Mais pour l'heure « le recrutement est difficile », reconnaissent les psychiatres qui recensent une cinquantaine de participants. Ils lancent un appel aux volontaires. Et tentent de mobiliser les centres qui pourraient être les piliers d'un futur réseau spécialisé dans le PTSD.
« C'est la plus grande étude sur le stress post-traumatique ; ambitieuse et complexe » s'est félicité Martin Hirsch, DG de l'ARS, estimant que l'AP-HP remplissait son devoir de grand centre de recherche à rayonnement mondial.
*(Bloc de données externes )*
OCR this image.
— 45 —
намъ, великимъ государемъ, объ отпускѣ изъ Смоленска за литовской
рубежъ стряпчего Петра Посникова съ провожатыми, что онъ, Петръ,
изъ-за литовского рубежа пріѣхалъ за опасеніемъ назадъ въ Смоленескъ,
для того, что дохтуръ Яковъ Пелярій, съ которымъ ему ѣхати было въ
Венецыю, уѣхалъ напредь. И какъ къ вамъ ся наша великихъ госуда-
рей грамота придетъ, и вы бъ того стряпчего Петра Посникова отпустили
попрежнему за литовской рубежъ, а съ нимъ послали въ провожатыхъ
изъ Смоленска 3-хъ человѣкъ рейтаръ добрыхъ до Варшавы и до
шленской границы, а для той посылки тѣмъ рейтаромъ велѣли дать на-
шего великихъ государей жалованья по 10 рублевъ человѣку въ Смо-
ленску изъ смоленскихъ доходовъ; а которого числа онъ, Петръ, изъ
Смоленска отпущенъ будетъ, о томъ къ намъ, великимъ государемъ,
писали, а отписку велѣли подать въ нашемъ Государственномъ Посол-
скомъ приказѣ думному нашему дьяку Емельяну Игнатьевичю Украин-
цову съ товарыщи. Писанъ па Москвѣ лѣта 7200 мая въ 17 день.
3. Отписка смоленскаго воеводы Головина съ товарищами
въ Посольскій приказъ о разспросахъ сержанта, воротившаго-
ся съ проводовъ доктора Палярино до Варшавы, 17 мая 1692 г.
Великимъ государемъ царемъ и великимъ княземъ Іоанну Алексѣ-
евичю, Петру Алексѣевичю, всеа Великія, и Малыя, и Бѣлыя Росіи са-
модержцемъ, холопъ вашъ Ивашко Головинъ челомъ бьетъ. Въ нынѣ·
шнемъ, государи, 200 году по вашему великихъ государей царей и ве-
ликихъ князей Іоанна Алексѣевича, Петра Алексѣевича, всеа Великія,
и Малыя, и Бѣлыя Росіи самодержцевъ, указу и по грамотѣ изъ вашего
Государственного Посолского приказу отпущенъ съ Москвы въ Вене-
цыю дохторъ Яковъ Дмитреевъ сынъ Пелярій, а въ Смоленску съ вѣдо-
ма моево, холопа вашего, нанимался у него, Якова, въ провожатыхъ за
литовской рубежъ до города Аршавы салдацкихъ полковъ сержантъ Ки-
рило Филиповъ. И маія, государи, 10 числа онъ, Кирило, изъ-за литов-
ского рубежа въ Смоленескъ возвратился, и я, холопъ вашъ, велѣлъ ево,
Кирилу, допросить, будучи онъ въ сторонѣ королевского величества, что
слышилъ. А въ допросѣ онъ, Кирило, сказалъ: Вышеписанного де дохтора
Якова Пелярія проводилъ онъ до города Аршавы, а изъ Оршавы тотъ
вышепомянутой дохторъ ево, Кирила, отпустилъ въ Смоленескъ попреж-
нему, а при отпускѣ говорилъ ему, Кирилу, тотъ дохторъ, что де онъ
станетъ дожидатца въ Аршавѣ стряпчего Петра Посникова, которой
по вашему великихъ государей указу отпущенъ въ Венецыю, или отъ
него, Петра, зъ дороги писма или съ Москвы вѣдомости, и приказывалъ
Pour participer à l'étude Paris Mem, un numéro : 01.42 .16 .15 .35. Les critères : ressentir des difficultés à reprendre sa vie normalement depuis les attentats, être majeur, affilié à la Sécurité sociale, être disponible pendant un rendez-vous par semaine pendant 8 semaines, et ne pas être enceinte.
Plusieurs études en cours
L'Appel d'Alain Fuchs, président Centre national de la recherche scientifique (CNRS), en faveur de la recherche a déjà donné lieu à plus de 300 propositions de recherche. Le CNRS a choisi d'en retenir 66, qu'il soutient à hauteur de 800 000 euros. Une journée de restitution aura lieu le 28 novembre prochain. Parmi les domaines concernés par ces travaux : la neutralisation chimique des explosifs, les trajectoires de jeunes « radicalisés », les amalgames et discriminations contre les musulmans, la fouille de données, les traumatismes des victimes, les atteintes au patrimoine archéologique, la propagande sur Internet et le rôle des fictions (TV et films).
Par ailleurs, dans l'esprit de l'étude épidémiologique IMPACTS, lancée à la suite des attentats de janvier 2015 auprès de près de 400 personnes et qui révèle, notamment que six mois après les attentats, près de 4 personnes sur 10 présentent un trouble de santé mentale, Santé publique France a mis en place l'étude ESPA, en partenariat avec Paris XIII. Elle s'adresse à tous les impactés du 13 novembre. Elle s'articule avec le programme « 13 novembre » du CNRS, de l'INSERM et héSam université, qui explore les voies de la mémoire individuelle et collective.